Think DivX 5 is about the only thing on your list that has a mac version.
DivX 3.11 = hacked MS MPEG4 V3 which was for windows.
DivX 4 was basically open divx which was cross platform, so it should be possible to compile libs for OSX. Creating say a quicktime plugin is a different matter though.
XviD, once again is cross platform, but what you are used to would be the directshow and VfW front ends. For OSX you would have ffmpeg, mencoder, etc.
Nimo codec pack is a collection of VfW and directshow codecs/filters. The "W" in VfW stands for Windows and macs don't have directshow either.

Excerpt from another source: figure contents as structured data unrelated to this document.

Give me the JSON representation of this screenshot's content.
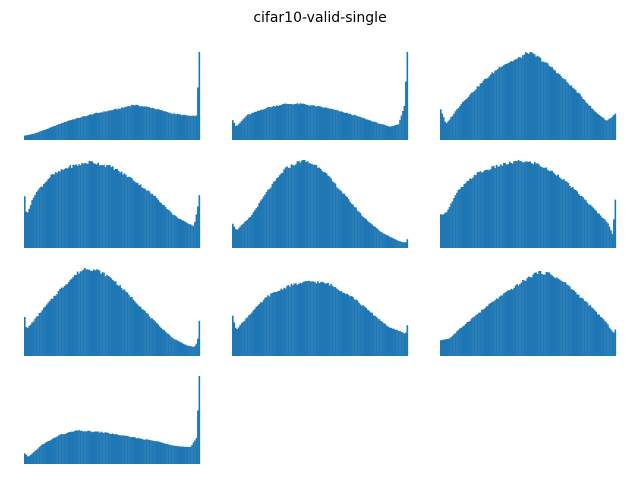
{
  "figure": {
    "title": "cifar10-valid-single"
  },
  "chart_data": {
    "type": "bar",
    "grid": false,
    "axes_visible": false,
    "bar_color": "#1f77b4",
    "bins": 120,
    "panels": [
      {
        "shape": [
          {
            "t": 0.0,
            "v": 0.05
          },
          {
            "t": 0.05,
            "v": 0.07
          },
          {
            "t": 0.12,
            "v": 0.12
          },
          {
            "t": 0.25,
            "v": 0.22
          },
          {
            "t": 0.4,
            "v": 0.3
          },
          {
            "t": 0.55,
            "v": 0.36
          },
          {
            "t": 0.62,
            "v": 0.4
          },
          {
            "t": 0.72,
            "v": 0.37
          },
          {
            "t": 0.85,
            "v": 0.3
          },
          {
            "t": 0.96,
            "v": 0.27
          },
          {
            "t": 0.985,
            "v": 0.28
          },
          {
            "t": 1.0,
            "v": 1.0
          }
        ]
      },
      {
        "shape": [
          {
            "t": 0.0,
            "v": 0.23
          },
          {
            "t": 0.02,
            "v": 0.15
          },
          {
            "t": 0.08,
            "v": 0.28
          },
          {
            "t": 0.2,
            "v": 0.37
          },
          {
            "t": 0.3,
            "v": 0.41
          },
          {
            "t": 0.4,
            "v": 0.41
          },
          {
            "t": 0.55,
            "v": 0.36
          },
          {
            "t": 0.7,
            "v": 0.28
          },
          {
            "t": 0.82,
            "v": 0.2
          },
          {
            "t": 0.9,
            "v": 0.15
          },
          {
            "t": 0.95,
            "v": 0.18
          },
          {
            "t": 0.985,
            "v": 0.4
          },
          {
            "t": 1.0,
            "v": 1.0
          }
        ]
      },
      {
        "shape": [
          {
            "t": 0.0,
            "v": 0.35
          },
          {
            "t": 0.03,
            "v": 0.18
          },
          {
            "t": 0.12,
            "v": 0.42
          },
          {
            "t": 0.25,
            "v": 0.68
          },
          {
            "t": 0.35,
            "v": 0.85
          },
          {
            "t": 0.45,
            "v": 0.93
          },
          {
            "t": 0.5,
            "v": 1.0
          },
          {
            "t": 0.56,
            "v": 0.94
          },
          {
            "t": 0.65,
            "v": 0.8
          },
          {
            "t": 0.78,
            "v": 0.55
          },
          {
            "t": 0.88,
            "v": 0.33
          },
          {
            "t": 0.95,
            "v": 0.22
          },
          {
            "t": 0.98,
            "v": 0.26
          },
          {
            "t": 1.0,
            "v": 0.3
          }
        ]
      },
      {
        "shape": [
          {
            "t": 0.0,
            "v": 0.58
          },
          {
            "t": 0.01,
            "v": 0.38
          },
          {
            "t": 0.06,
            "v": 0.62
          },
          {
            "t": 0.15,
            "v": 0.82
          },
          {
            "t": 0.25,
            "v": 0.92
          },
          {
            "t": 0.38,
            "v": 0.98
          },
          {
            "t": 0.5,
            "v": 0.92
          },
          {
            "t": 0.62,
            "v": 0.78
          },
          {
            "t": 0.75,
            "v": 0.58
          },
          {
            "t": 0.85,
            "v": 0.38
          },
          {
            "t": 0.93,
            "v": 0.28
          },
          {
            "t": 0.97,
            "v": 0.25
          },
          {
            "t": 0.99,
            "v": 0.45
          },
          {
            "t": 1.0,
            "v": 0.6
          }
        ]
      },
      {
        "shape": [
          {
            "t": 0.0,
            "v": 0.28
          },
          {
            "t": 0.02,
            "v": 0.2
          },
          {
            "t": 0.1,
            "v": 0.35
          },
          {
            "t": 0.2,
            "v": 0.65
          },
          {
            "t": 0.3,
            "v": 0.9
          },
          {
            "t": 0.4,
            "v": 1.0
          },
          {
            "t": 0.5,
            "v": 0.92
          },
          {
            "t": 0.62,
            "v": 0.65
          },
          {
            "t": 0.75,
            "v": 0.35
          },
          {
            "t": 0.85,
            "v": 0.18
          },
          {
            "t": 0.95,
            "v": 0.08
          },
          {
            "t": 0.99,
            "v": 0.06
          },
          {
            "t": 1.0,
            "v": 0.1
          }
        ]
      },
      {
        "shape": [
          {
            "t": 0.0,
            "v": 0.38
          },
          {
            "t": 0.03,
            "v": 0.4
          },
          {
            "t": 0.1,
            "v": 0.65
          },
          {
            "t": 0.2,
            "v": 0.84
          },
          {
            "t": 0.32,
            "v": 0.93
          },
          {
            "t": 0.45,
            "v": 0.99
          },
          {
            "t": 0.55,
            "v": 0.96
          },
          {
            "t": 0.68,
            "v": 0.82
          },
          {
            "t": 0.8,
            "v": 0.6
          },
          {
            "t": 0.9,
            "v": 0.4
          },
          {
            "t": 0.96,
            "v": 0.28
          },
          {
            "t": 0.985,
            "v": 0.15
          },
          {
            "t": 1.0,
            "v": 0.55
          }
        ]
      },
      {
        "shape": [
          {
            "t": 0.0,
            "v": 0.45
          },
          {
            "t": 0.01,
            "v": 0.3
          },
          {
            "t": 0.1,
            "v": 0.52
          },
          {
            "t": 0.2,
            "v": 0.75
          },
          {
            "t": 0.3,
            "v": 0.94
          },
          {
            "t": 0.35,
            "v": 1.0
          },
          {
            "t": 0.42,
            "v": 0.97
          },
          {
            "t": 0.5,
            "v": 0.88
          },
          {
            "t": 0.62,
            "v": 0.65
          },
          {
            "t": 0.75,
            "v": 0.38
          },
          {
            "t": 0.85,
            "v": 0.2
          },
          {
            "t": 0.93,
            "v": 0.12
          },
          {
            "t": 0.97,
            "v": 0.1
          },
          {
            "t": 0.99,
            "v": 0.16
          },
          {
            "t": 1.0,
            "v": 0.4
          }
        ]
      },
      {
        "shape": [
          {
            "t": 0.0,
            "v": 0.45
          },
          {
            "t": 0.02,
            "v": 0.3
          },
          {
            "t": 0.1,
            "v": 0.48
          },
          {
            "t": 0.2,
            "v": 0.68
          },
          {
            "t": 0.32,
            "v": 0.8
          },
          {
            "t": 0.45,
            "v": 0.85
          },
          {
            "t": 0.55,
            "v": 0.82
          },
          {
            "t": 0.68,
            "v": 0.68
          },
          {
            "t": 0.8,
            "v": 0.48
          },
          {
            "t": 0.9,
            "v": 0.32
          },
          {
            "t": 0.96,
            "v": 0.28
          },
          {
            "t": 0.99,
            "v": 0.25
          },
          {
            "t": 1.0,
            "v": 0.35
          }
        ]
      },
      {
        "shape": [
          {
            "t": 0.0,
            "v": 0.18
          },
          {
            "t": 0.05,
            "v": 0.2
          },
          {
            "t": 0.15,
            "v": 0.38
          },
          {
            "t": 0.3,
            "v": 0.62
          },
          {
            "t": 0.45,
            "v": 0.82
          },
          {
            "t": 0.55,
            "v": 0.95
          },
          {
            "t": 0.62,
            "v": 0.94
          },
          {
            "t": 0.72,
            "v": 0.82
          },
          {
            "t": 0.85,
            "v": 0.58
          },
          {
            "t": 0.94,
            "v": 0.4
          },
          {
            "t": 0.97,
            "v": 0.32
          },
          {
            "t": 0.99,
            "v": 0.26
          },
          {
            "t": 1.0,
            "v": 0.3
          }
        ]
      },
      {
        "shape": [
          {
            "t": 0.0,
            "v": 0.12
          },
          {
            "t": 0.02,
            "v": 0.08
          },
          {
            "t": 0.1,
            "v": 0.22
          },
          {
            "t": 0.2,
            "v": 0.33
          },
          {
            "t": 0.3,
            "v": 0.38
          },
          {
            "t": 0.45,
            "v": 0.36
          },
          {
            "t": 0.6,
            "v": 0.31
          },
          {
            "t": 0.75,
            "v": 0.26
          },
          {
            "t": 0.88,
            "v": 0.2
          },
          {
            "t": 0.95,
            "v": 0.19
          },
          {
            "t": 0.985,
            "v": 0.3
          },
          {
            "t": 1.0,
            "v": 1.0
          }
        ]
      }
    ]
  }
}
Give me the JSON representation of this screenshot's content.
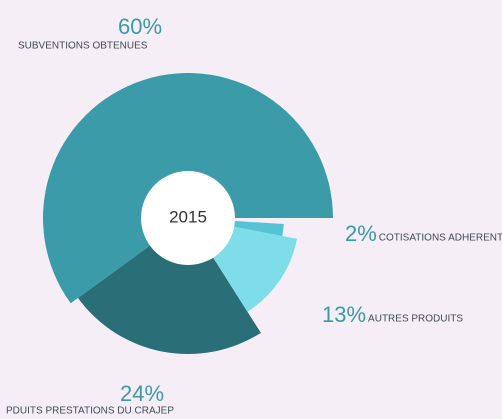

dshow in FFDShow = direct show which we already covered. However FFDShow is basically a dshow and VfW wrapper for libavcodec and various other opensource libs. All of which you should be able to compile under OSX.
Tsunami = similar situation as Nimo.
By the way your really shouldn't be installing codec packs. Especially not more than one at once.
For the latest source you would need to do a cvs checkout. I assume that OSX comes with some kind of compiler standard so compiling shouldn't be hard.
VLC already includes libavcodec, libavformat, libdts, etc. For encoding I would also suggest you check out ffmpegX, an OSX based GUI for ffmpeg and other opensource cross platform utils.
What I meant about the quicktime plugin bit is I guess it (quicktime) is the mac equiv to dshow/VfW.